I want to focus on your second question: "Human coordination ability seems within an order of magnitude of what's needed for AI safety. Why the coincidence? (Why isn’t it much higher or lower?)"

Bottom line up front: Humanity has faced a few potentially existential crises in the past; world wars, nuclear standoffs, and the threat of biological warfare. The fact that we survived those, plus selection bias, seems like a sufficient explanation of why we are near the threshold for our current crises.

I think this is a straightforward argument. At the same time, I'm not going to get deep into the anthropic reasoning, which is critical here, but I'm not clear enough on to discuss clearly. (Side note: Stuart Armstrong recently mentioned to me that there are reasons I'm not yet familiar with for why anthropic shadows aren't large, which is assumed in the below model.)

If we assume that large scale risks are distributed in some manner, such as from Bostrom's urn of technologies (See: Vulnerable World Hypothesis - PDF,) we should expect that the attributes of the problems, including the coordination needed to withstand / avoid them, are distributed with some mean and variance. Whatever that mean and variance is, we expect that there should be more "easy" risks (near or below the mean) than "hard" ones. Unless the tail is very, very fat, this means that we are likely to see several moderate risks before we see more extreme ones. For a toy model, let's assume risks show up at random yearly, and follow a standard normal distribution in terms of capability needed. If we had capability in the low single digits, we would be wiped out already with high probability. Given that we've come worryingly close, however, it seems clear that we aren't in the high double digits either.

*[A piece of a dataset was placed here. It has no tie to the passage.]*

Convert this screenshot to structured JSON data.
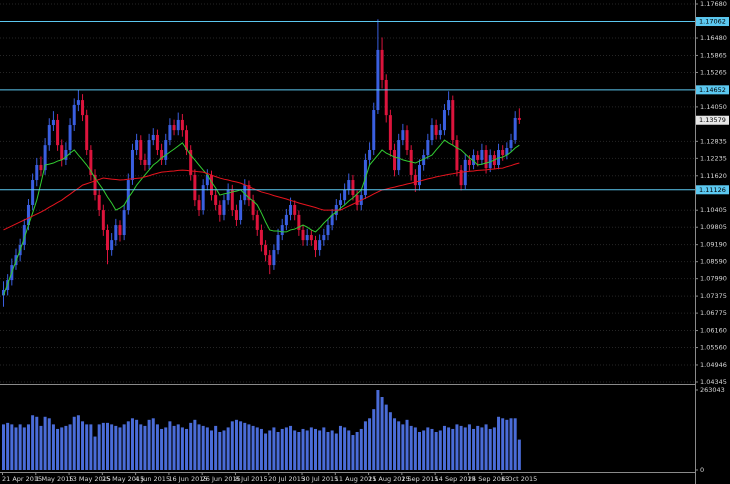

Given all of that, and the selection bias of asking the question when faced with larger risks, I think it's a posteriori likely that most salient risks we face are close to our level of ability to overcome.

A source tells me there's a fair bit of non-public discussion of AGI-safety-relevant strategy/policy/governance issues, but it often takes a while for those discussions to cohere into a form that is released publicly (e.g. in a book or paper), and some of it is kept under wraps due to worries about infohazards (and worries about the unilateralist's curse w.r.t. infohazards).

For question 2, I think the human-initiated nature of AI risk could partially explain the small distance between ability and need. If we were completely incapable of working as a civilization, other civilizations might be a threat, but we wouldn’t have any AIs of our own, let alone general AIs.